Dacca pretende convertir la ingente playa de Cox’s Bazar —que se extiende a lo largo de 120 kilómetros hasta llegar a la línea divisoria con Birmania— en un destino turístico internacional que rivalice con otros enclaves regionales como Bali. Hasta 2016, este lugar recibía cerca de 1,5 millones de visitantes anuales, la mayoría nacionales.
La historia es cíclica. Tras la generosa acogida que ofreció a los rohinyás que huyeron en 1978, Bangladesh se negó a ofrecerles un asilo permanente y, para forzar su regreso a Birmania, ajustó al máximo la asistencia humanitaria. Las consecuencias fueron trágicas. En marzo de 1979, Acnur dijo que habían muerto cerca de 12.000 refugiados.
“Desde el inicio, el objetivo del Gobierno de Bangladesh fue que los refugiados volvieran a Birmania tan pronto como fuera posible”, escribía Alan C. Lindquist, responsable de Acnur en Cox’s Bazar en esa época.
“Los niños murieron literalmente a miles. Cerca de ochenta personas morían al día en cada campo, cincuenta de ellos niños”, detallaba Lindquist en su explosivo informe.
Bangladesh mantiene desde esa fecha una política restrictiva que ha desembocado en que solo unas pocas decenas de miles de rohinyás dispongan del estatus de refugiado.
Ahora, de forma paralela a las campañas de solidaridad hacia la causa rohinyá que se han multiplicado por el país, el Gobierno de Hasina ha comenzado a dejar de manifiesto su intranquilidad ante los efectos colaterales de esta avalancha humana.
Desde hace semanas, las fuerzas de seguridad han aumentado los controles en las carreteras adyacentes a Cox’s Bazar para impedir que los rohinyás se alejen de la zona fronteriza. Decenas de ellos han sido detenidos. Después de que a finales de octubre un bangladesí muriera en un enfrentamiento con un rohinyá, el Gobierno anunció que rodeará casi una docena de campos de refugiados con alambre de espino.
Algunos de los propietarios de los más de 500 hoteles y pequeños albergues turísticos que proliferan por la caótica villa ya no ocultan sus quejas ante la presencia de grupos de rohinyás que han conseguido superar esas barreras de vigilancia y llegar hasta el núcleo urbano de Cox’s Bazar.

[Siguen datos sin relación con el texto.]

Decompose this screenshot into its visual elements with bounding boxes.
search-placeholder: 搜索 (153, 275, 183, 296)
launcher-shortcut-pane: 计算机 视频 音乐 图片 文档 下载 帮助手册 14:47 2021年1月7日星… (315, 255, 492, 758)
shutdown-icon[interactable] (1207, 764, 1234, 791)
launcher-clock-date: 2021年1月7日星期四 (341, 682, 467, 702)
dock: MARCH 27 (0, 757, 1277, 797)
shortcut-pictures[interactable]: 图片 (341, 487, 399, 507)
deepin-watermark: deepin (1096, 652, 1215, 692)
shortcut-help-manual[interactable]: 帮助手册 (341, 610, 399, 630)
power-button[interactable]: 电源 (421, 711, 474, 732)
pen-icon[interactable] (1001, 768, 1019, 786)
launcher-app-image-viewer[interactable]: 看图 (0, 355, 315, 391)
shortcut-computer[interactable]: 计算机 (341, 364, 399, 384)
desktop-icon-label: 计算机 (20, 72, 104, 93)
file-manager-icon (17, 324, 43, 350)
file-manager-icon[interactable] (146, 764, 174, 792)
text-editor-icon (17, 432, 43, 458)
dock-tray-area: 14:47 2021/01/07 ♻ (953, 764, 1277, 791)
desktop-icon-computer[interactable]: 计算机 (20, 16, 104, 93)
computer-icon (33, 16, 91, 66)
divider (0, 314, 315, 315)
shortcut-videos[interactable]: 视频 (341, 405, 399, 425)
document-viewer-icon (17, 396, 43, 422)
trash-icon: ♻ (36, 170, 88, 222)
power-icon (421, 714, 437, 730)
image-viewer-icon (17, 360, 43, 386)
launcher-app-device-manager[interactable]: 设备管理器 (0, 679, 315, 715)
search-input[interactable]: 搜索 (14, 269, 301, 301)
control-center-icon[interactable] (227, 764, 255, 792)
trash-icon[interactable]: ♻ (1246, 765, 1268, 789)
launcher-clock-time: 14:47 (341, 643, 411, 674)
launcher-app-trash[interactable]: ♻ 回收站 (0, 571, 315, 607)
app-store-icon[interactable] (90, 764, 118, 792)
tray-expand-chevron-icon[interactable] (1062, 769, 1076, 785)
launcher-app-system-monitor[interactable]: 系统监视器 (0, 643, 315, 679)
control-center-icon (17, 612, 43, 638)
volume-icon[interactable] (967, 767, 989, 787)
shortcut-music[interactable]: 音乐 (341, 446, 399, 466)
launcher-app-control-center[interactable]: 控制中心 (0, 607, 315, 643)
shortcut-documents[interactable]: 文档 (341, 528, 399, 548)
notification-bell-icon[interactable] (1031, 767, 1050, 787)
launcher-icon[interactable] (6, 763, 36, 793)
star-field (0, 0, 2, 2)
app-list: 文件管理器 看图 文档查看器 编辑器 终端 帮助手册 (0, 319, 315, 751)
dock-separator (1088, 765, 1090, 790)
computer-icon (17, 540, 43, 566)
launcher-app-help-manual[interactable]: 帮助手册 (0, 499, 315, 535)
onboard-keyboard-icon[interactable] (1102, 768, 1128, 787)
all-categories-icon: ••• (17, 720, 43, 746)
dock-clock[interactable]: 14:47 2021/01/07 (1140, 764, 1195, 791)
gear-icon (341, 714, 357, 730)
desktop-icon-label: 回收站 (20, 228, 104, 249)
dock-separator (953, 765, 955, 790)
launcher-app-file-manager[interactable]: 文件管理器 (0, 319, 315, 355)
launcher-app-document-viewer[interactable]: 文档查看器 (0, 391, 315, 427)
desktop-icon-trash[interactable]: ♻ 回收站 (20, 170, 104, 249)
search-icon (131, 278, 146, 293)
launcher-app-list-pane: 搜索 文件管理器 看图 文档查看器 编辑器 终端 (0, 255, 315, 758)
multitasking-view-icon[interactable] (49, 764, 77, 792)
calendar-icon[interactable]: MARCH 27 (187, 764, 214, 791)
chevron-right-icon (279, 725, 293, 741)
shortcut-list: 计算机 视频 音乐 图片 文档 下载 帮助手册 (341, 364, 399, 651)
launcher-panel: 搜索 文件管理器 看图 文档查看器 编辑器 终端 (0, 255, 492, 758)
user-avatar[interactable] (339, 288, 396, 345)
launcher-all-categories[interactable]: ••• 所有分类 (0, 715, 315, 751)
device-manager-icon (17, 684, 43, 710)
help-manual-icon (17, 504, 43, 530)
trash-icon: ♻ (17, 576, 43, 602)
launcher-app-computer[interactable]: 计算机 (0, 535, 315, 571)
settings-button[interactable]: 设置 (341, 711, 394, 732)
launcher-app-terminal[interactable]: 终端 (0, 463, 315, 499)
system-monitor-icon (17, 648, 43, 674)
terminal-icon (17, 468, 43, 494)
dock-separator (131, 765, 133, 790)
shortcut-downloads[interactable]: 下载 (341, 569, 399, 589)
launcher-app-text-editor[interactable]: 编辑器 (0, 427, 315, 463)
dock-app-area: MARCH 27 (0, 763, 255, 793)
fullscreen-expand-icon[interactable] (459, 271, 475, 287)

El llamado Foro de ONGs y Organizaciones de la Sociedad Civil de Cox’s Bazar emitió un comunicado a principios de noviembre en el que exigía que los refugiados fueran recolocados en otras partes del país y que el Gobierno diseñara un plan de ayuda económica para los residentes locales.

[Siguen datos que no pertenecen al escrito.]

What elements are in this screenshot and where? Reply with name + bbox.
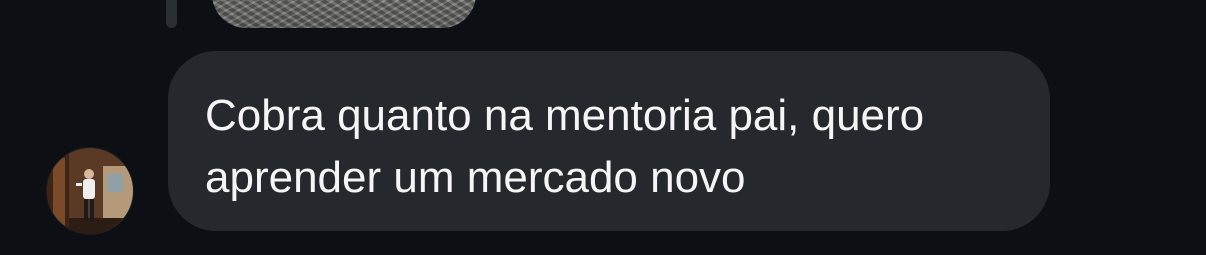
avatar-photo-icon: [47, 148, 133, 234]
previous-media-thumbnail[interactable]: [212, 0, 476, 28]
message-text: Cobra quanto na mentoria pai, quero apre…: [205, 91, 925, 202]
thread-connector-line: [166, 0, 177, 28]
sender-avatar[interactable]: [47, 148, 133, 234]
message-bubble[interactable]: Cobra quanto na mentoria pai, quero apre…: [168, 51, 1050, 231]
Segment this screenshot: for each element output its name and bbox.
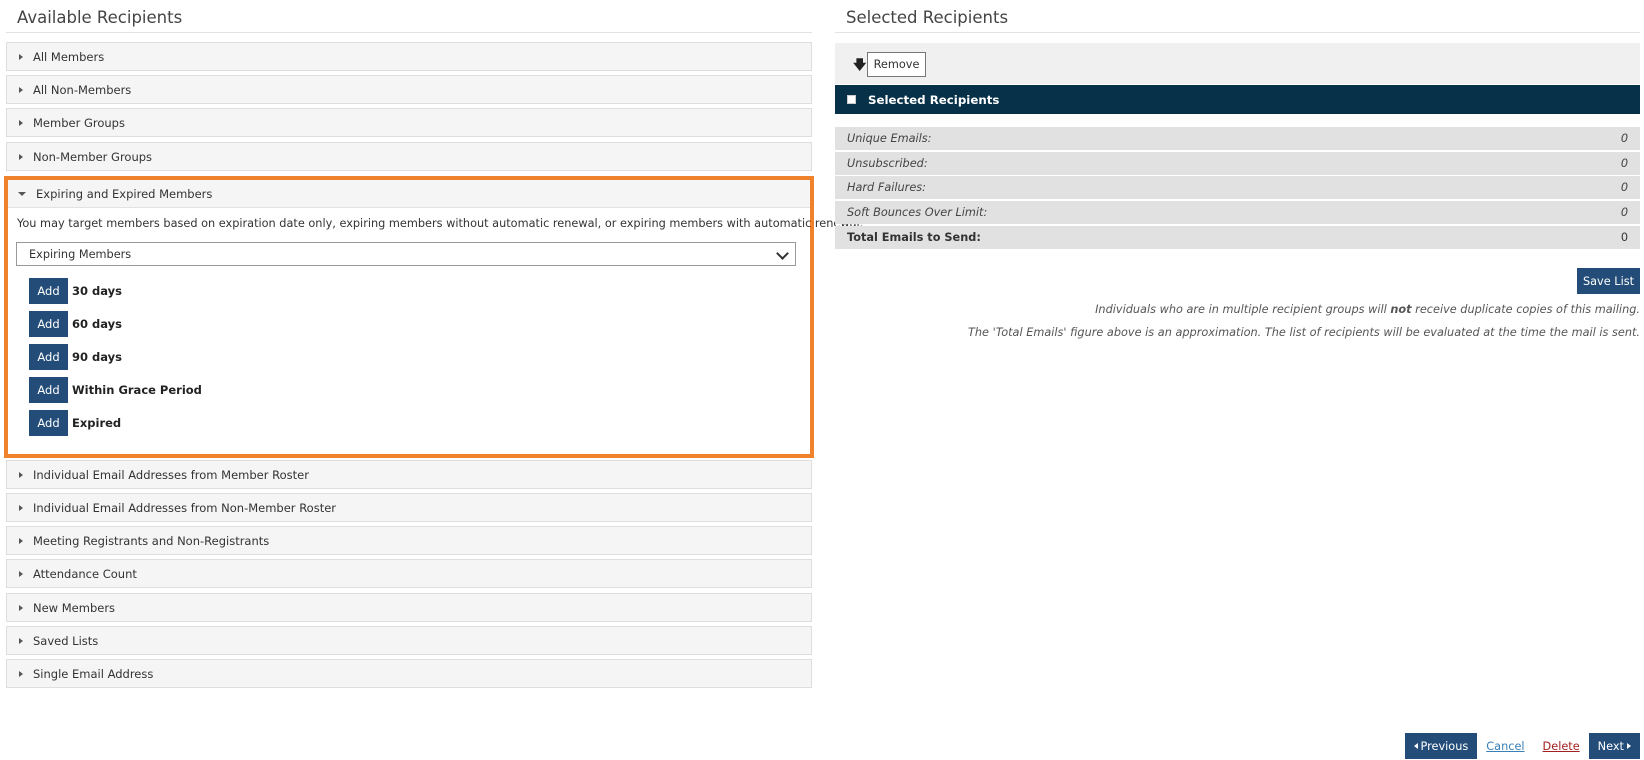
accordion-non-member-groups[interactable]: Non-Member Groups <box>6 142 812 171</box>
caret-left-icon <box>1413 743 1418 749</box>
accordion-expiring-expired-members[interactable]: Expiring and Expired Members <box>8 180 810 208</box>
available-recipients-title: Available Recipients <box>6 0 812 33</box>
item-label: Within Grace Period <box>72 383 202 397</box>
accordion-member-roster[interactable]: Individual Email Addresses from Member R… <box>6 460 812 489</box>
accordion-new-members[interactable]: New Members <box>6 593 812 622</box>
accordion-single-email[interactable]: Single Email Address <box>6 659 812 688</box>
accordion-label: Member Groups <box>33 115 125 130</box>
note-text: Individuals who are in multiple recipien… <box>1095 303 1391 316</box>
selected-recipients-title: Selected Recipients <box>835 0 1640 33</box>
caret-right-icon <box>19 119 23 126</box>
add-grace-period-button[interactable]: Add <box>29 377 68 403</box>
expiring-members-panel: Expiring and Expired Members You may tar… <box>4 176 863 458</box>
caret-right-icon <box>1627 743 1631 749</box>
next-button[interactable]: Next <box>1588 733 1640 759</box>
stat-value: 0 <box>1620 181 1628 194</box>
selected-recipients-header: Selected Recipients <box>835 85 1640 114</box>
accordion-label: Expiring and Expired Members <box>36 186 213 201</box>
note-text: receive duplicate copies of this mailing… <box>1411 303 1640 316</box>
caret-right-icon <box>19 53 23 60</box>
cancel-link[interactable]: Cancel <box>1486 740 1524 753</box>
select-value: Expiring Members <box>29 247 132 261</box>
accordion-label: Attendance Count <box>33 566 137 581</box>
stat-hard-failures: Hard Failures: 0 <box>835 176 1640 199</box>
stat-value: 0 <box>1620 231 1628 244</box>
stat-label: Unique Emails: <box>847 132 932 145</box>
stat-label: Hard Failures: <box>847 181 926 194</box>
add-90-days-button[interactable]: Add <box>29 344 68 370</box>
caret-right-icon <box>19 604 23 611</box>
accordion-label: Non-Member Groups <box>33 149 153 164</box>
stat-label: Total Emails to Send: <box>847 231 981 244</box>
add-30-days-button[interactable]: Add <box>29 278 68 304</box>
caret-right-icon <box>19 637 23 644</box>
item-label: 60 days <box>72 317 122 331</box>
item-label: Expired <box>72 416 122 430</box>
membership-type-select[interactable]: Expiring Members <box>16 242 796 266</box>
select-all-checkbox[interactable] <box>847 95 856 104</box>
previous-label: Previous <box>1420 739 1469 753</box>
item-label: 30 days <box>72 284 122 298</box>
delete-link[interactable]: Delete <box>1543 740 1580 753</box>
caret-down-icon <box>18 191 26 196</box>
list-item: Add 90 days <box>29 344 122 370</box>
approximation-note: The 'Total Emails' figure above is an ap… <box>967 326 1640 339</box>
caret-right-icon <box>19 504 23 511</box>
remove-button[interactable]: Remove <box>867 52 926 77</box>
list-item: Add 30 days <box>29 278 122 304</box>
list-item: Add 60 days <box>29 311 122 337</box>
accordion-label: New Members <box>33 600 116 615</box>
header-label: Selected Recipients <box>868 92 1000 107</box>
accordion-label: Meeting Registrants and Non-Registrants <box>33 533 270 548</box>
stat-unsubscribed: Unsubscribed: 0 <box>835 152 1640 175</box>
accordion-label: Individual Email Addresses from Member R… <box>33 467 309 482</box>
previous-button[interactable]: Previous <box>1404 733 1478 759</box>
available-recipients-panel: Available Recipients All Members All Non… <box>4 0 863 688</box>
add-expired-button[interactable]: Add <box>29 410 68 436</box>
stat-unique-emails: Unique Emails: 0 <box>835 127 1640 150</box>
selected-toolbar: 🡇 Remove <box>835 43 1640 84</box>
caret-right-icon <box>19 153 23 160</box>
accordion-meeting-registrants[interactable]: Meeting Registrants and Non-Registrants <box>6 526 812 555</box>
accordion-label: All Non-Members <box>33 82 132 97</box>
stat-value: 0 <box>1620 157 1628 170</box>
accordion-all-members[interactable]: All Members <box>6 42 812 71</box>
list-item: Add Within Grace Period <box>29 377 202 403</box>
duplicate-note: Individuals who are in multiple recipien… <box>1095 303 1640 316</box>
accordion-attendance-count[interactable]: Attendance Count <box>6 559 812 588</box>
accordion-all-non-members[interactable]: All Non-Members <box>6 75 812 104</box>
stat-total-emails: Total Emails to Send: 0 <box>835 226 1640 249</box>
accordion-member-groups[interactable]: Member Groups <box>6 108 812 137</box>
caret-right-icon <box>19 670 23 677</box>
item-label: 90 days <box>72 350 122 364</box>
stat-label: Unsubscribed: <box>847 157 928 170</box>
accordion-label: Single Email Address <box>33 666 154 681</box>
caret-right-icon <box>19 86 23 93</box>
caret-right-icon <box>19 471 23 478</box>
caret-right-icon <box>19 570 23 577</box>
next-label: Next <box>1597 739 1624 753</box>
chevron-down-icon <box>776 247 789 260</box>
list-item: Add Expired <box>29 410 121 436</box>
caret-right-icon <box>19 537 23 544</box>
footer-nav: Previous Cancel Delete Next <box>1404 733 1640 759</box>
stat-value: 0 <box>1620 132 1628 145</box>
note-emphasis: not <box>1390 303 1412 316</box>
save-list-button[interactable]: Save List <box>1577 268 1640 294</box>
stat-soft-bounces: Soft Bounces Over Limit: 0 <box>835 201 1640 224</box>
accordion-label: Saved Lists <box>33 633 99 648</box>
stat-value: 0 <box>1620 206 1628 219</box>
accordion-saved-lists[interactable]: Saved Lists <box>6 626 812 655</box>
accordion-non-member-roster[interactable]: Individual Email Addresses from Non-Memb… <box>6 493 812 522</box>
arrow-down-icon: 🡇 <box>853 58 867 73</box>
stat-label: Soft Bounces Over Limit: <box>847 206 988 219</box>
selected-recipients-panel: Selected Recipients 🡇 Remove Selected Re… <box>835 0 1640 339</box>
accordion-label: Individual Email Addresses from Non-Memb… <box>33 500 337 515</box>
expiring-description: You may target members based on expirati… <box>17 217 864 230</box>
add-60-days-button[interactable]: Add <box>29 311 68 337</box>
accordion-label: All Members <box>33 49 105 64</box>
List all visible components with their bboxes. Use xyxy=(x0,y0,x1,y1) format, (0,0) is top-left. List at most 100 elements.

“Los rohinyás están avanzando más allá de los campos. Se han refugiado en Cox’s Bazar y eso supone un serio peligro para el turismo”, dice Rezaul Karim, vicepresidente del Foro.
“Los precios de los alimentos se han disparado. El coste de la vida es insoportable. Todo el mundo se preocupa por los rohinyás. ¿Qué pasa con nosotros?”, se queja Saiful Ihsak, un cliente de un pequeño comercio local.
Los rohinyás puede convertirse en los palestinos de Asia: expulsados por Israel y recibidos con recelo o rechazo por sus vecinos árabes.
En el campo de Kutupalong, Moulovi Mozammel, de 32 años, se siente un apátrida y no es capaz de asimilar su situación. Lo ha perdido todo y le resulta imposible pensar en un retorno a su tierra natal.
“No somos humanos a los ojos de Birmania”, dice.